The median household income for the city of Plano last year was $80,000, according to the U.S. Census Bureau's 2011 American Community Survey. By comparison, the national median household income last year was $50,500.

"Here's the bottom line: the citizens of the community benefit enormously by the continued economic growth of Plano," said Sally Bane, executive director of Plano Economic Development. "The projects that come here not only provide ... jobs for our citizens, but they add an enormous amount of improvements to the tax rolls, and those improvements provide the revenue that the government entities use to extend the services we all have access to and enjoy."

However, as a maturing suburban community, Plano may or may not be able to maintain its middle- and upper-middle-class housing, schools, amenities and lifestyle, Davis said.

"We have lots of examples here in the Metroplex," he said. "If you were to have been in Dallas in the '60s and '70s, you would have thought, 'Well, Richardson is just booming,' right? And then Richardson and Irving became a more mature subdivision, and Plano and Las Colinas took over as the hot new frontier, and now it's Allen and McKinney and Southlake."

Currently, Plano has 3,030 acres of commercially zoned land and 626 acres of residentially zoned property available for development. Most available commercial land is along the State Highway 121 corridor and northwestern Plano, with additional space along President George Bush Turnpike.

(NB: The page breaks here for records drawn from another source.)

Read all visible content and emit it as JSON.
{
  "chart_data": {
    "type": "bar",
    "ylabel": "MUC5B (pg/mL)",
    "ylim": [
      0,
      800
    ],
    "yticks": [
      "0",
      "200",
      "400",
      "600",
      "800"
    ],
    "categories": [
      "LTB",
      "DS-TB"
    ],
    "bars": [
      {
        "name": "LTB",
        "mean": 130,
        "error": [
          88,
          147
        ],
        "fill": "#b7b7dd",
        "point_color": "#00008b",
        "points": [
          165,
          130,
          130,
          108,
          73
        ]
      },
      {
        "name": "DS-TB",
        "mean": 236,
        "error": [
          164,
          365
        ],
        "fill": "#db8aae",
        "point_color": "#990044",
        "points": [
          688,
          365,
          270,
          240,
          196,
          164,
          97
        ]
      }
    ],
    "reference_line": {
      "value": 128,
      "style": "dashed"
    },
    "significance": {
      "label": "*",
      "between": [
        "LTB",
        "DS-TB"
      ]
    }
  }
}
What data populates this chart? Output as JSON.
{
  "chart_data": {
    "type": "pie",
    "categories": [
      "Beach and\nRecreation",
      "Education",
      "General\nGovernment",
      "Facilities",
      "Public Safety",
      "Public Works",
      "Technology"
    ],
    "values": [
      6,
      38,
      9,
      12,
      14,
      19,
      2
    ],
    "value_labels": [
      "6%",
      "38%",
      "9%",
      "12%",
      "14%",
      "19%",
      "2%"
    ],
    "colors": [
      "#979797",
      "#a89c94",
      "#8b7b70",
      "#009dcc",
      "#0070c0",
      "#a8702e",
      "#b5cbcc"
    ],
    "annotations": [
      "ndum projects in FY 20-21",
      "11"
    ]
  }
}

Phyllis Jarrell, director of planning for the city of Plano, said the city has tried to encourage the redevelopment commercial properties, a practice with the potential to replace aging properties with new ones and make the best out of limited resources.

The strategy has been implemented in a number of ways, from demolishing part of a shopping center at Parker Road and Custer Road to make room for a Home Depot, to the re-zoning of undeveloped retail space for single-family homes at Custer Road and Legacy Drive.

Jerrell said the revitalization of Downtown Plano, which over the past decade has seen new housing, restaurants and businesses introduced, also fits into this category.

"We've had a lot of corner gas stations torn down and replaced with banks," she said, "but in terms of a whole entire area undergoing a drastic change, Downtown Plano's the best example."

According to Collin County Appraisal District data, from 2008 to 2009, the city of Plano saw its overall taxable value fall from $24.9 billion to $24.6 billion -- a 1.34 percent decrease. Values dropped again the next year by $836 million, or 3.39 percent.

Appraised values began to pick up in 2010, reaching $24 billion by 2011. The increases continued, with a 2.77 percent pick up in values propelling the city's valuation to $24.8 billion -- $100 million shy of 2008 appraisals -- by the beginning of 2012.

The average value of a home in Plano has fallen from $245,074 in 2011 to $243,118 in 2012, according to the city's 2012-2013 budget.

Overall home prices in the Dallas area rose by 3.7 percent in July compared to the same month last year, according to the Standard and Poor's/Case-Shiller Home Price Index released Tuesday.

"I think it just tells the story that we're not back up to trend here," Davis said. "We're not back up to where we would be had we not fallen off trend here, but we're not suffering nearly as much as many other parts of the economy."

The future, however, is anybody's guess.

"Nobody has a crystal ball, and for all of us it's pretty cloudy," Davis said.